If I’m going out tonight and will most likely see Nate, then I want to look good. I want him to see the woman he gave up. I want him to crave me. I want him to come running back, desperately apologizing and begging me to take him back. I want him to tell me he still loves me. I need to hear those words. It’s only been a week and I’m already drowning without them.
How the hell am I ever going to get through this?
My whole body aches from spending the last week crying. I’m physically and emotionally drained. Nate was my world for so long, in fact, he still very much is, and now that world is coming apart and I don’t know what to do.
I’ll never get to hold his body against mine. Never taste his lips. Never hear his smooth, velvety voice whispering those three words. All because of some stupid fighting, low grades, and a fire. I thought we were stronger than that. I thought we could withstand anything. I thought I’d walk down the aisle and have his babies one day.
I’ve never been so wrong.
As I run the razor up my leg, my mind begins to wander. I want to get wasted, just like Brooke suggested, but I have another idea. One that will surely make me forget him, if only for a few minutes.
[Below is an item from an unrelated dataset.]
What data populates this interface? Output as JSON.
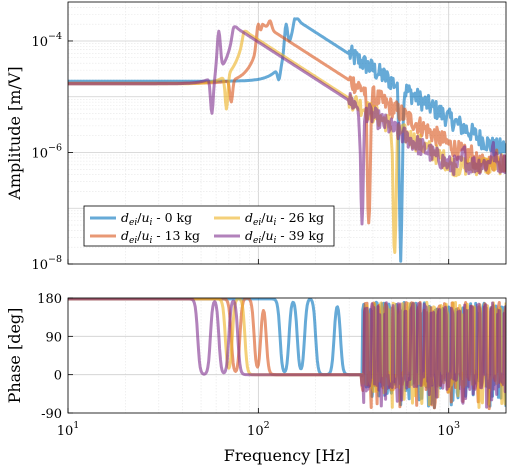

I finish shaving my legs and wash my hair before stepping out of the shower. “Hey, Brooke,” I call out as I wrap the towel around my body.
“What?” she yells back as I walk out of the bathroom to find a box sitting on my newly made bed with ‘Nate’ scrawled across the top.
“I think you’re right, but instead of slutting it up, I want to look badass. Untouchable.”
“Really?” she beams with excitement.
I nod my head as we dive into my closet. “But on one condition,” I tell her, watching as she turns to study me. “We make a detour before we go to the party.”
She considers me a moment as she tries to work out what the hell I could have planned before shrugging her shoulders and reaching for a tiny black dress and my thigh high black, heeled boots. “What the hell,” she laughs. “Put this on then we’ll do your makeup.”
I look at the outfit. That’s more her mood than mine. Instead, I go for the white crop, ripped jeans, and combat boots. I get myself dressed and half an hour later, I look in the mirror. I look fierce. I look like the perfect example of a girl you don’t want to fuck with. I look like the girl people would have expected Nate to date in the first place. I look nothing like myself and I love it.
My chestnut hair is down, my eyes are smoky and dark, my boots make me look like I don’t give a fuck, and my top is showing just enough of my toned stomach and cleavage.
As I said, I look fierce.
My look gets Brooke inspired to slut up her outfit just a bit more and twenty minutes later, she’s wearing my little black dress and thigh high boots. The second she deems herself hot enough, we step out the door and head straight for my R8. “Shouldn’t we take my car?” Brooke questions.
“Not for what I’ve got planned,” I tell her before dropping down into my car.
The second my ass hits the smooth leather, I pull out my phone and send off a quick text.
Tora – You better save a drink for me. The plan is to forget.
He texts back instantly.
Jesse – Fuck yeah!!!!! It’s on!!
Chapter 15
I drive down the long dirt road until I can’t possibly drive any longer. Bodies litter the race track, cars line the outskirts, music is blaring, and the sound of engines revving down on the track are heard from miles away.
Yeah. This is exactly what I need.
“What are we doing here?” Brooke says, giving me a sideways glance as I bring my car to a stop.
We haven’t been coming here as much as we used to, though that certainly has something to do with the fact that Nate no longer has a car to race. Something he’s still very sore about, but I’m sure he’ll be right back here in only a few months. After all, he’s been spending every waking hour working on his Mustang.
I’ve never been here without Nate and I’m sure if he knew about this, he’d have a few things to say. He once told me that this place is filled with the wrong kind of guys. The majority of people here tonight are from Haven Falls, and, well… they breed them differently there. They’re rough. Unforgiving. They’re exactly what I need tonight.
I look back at Brooke with an excited grin that comes shining out through my eyes. “We’re racing.”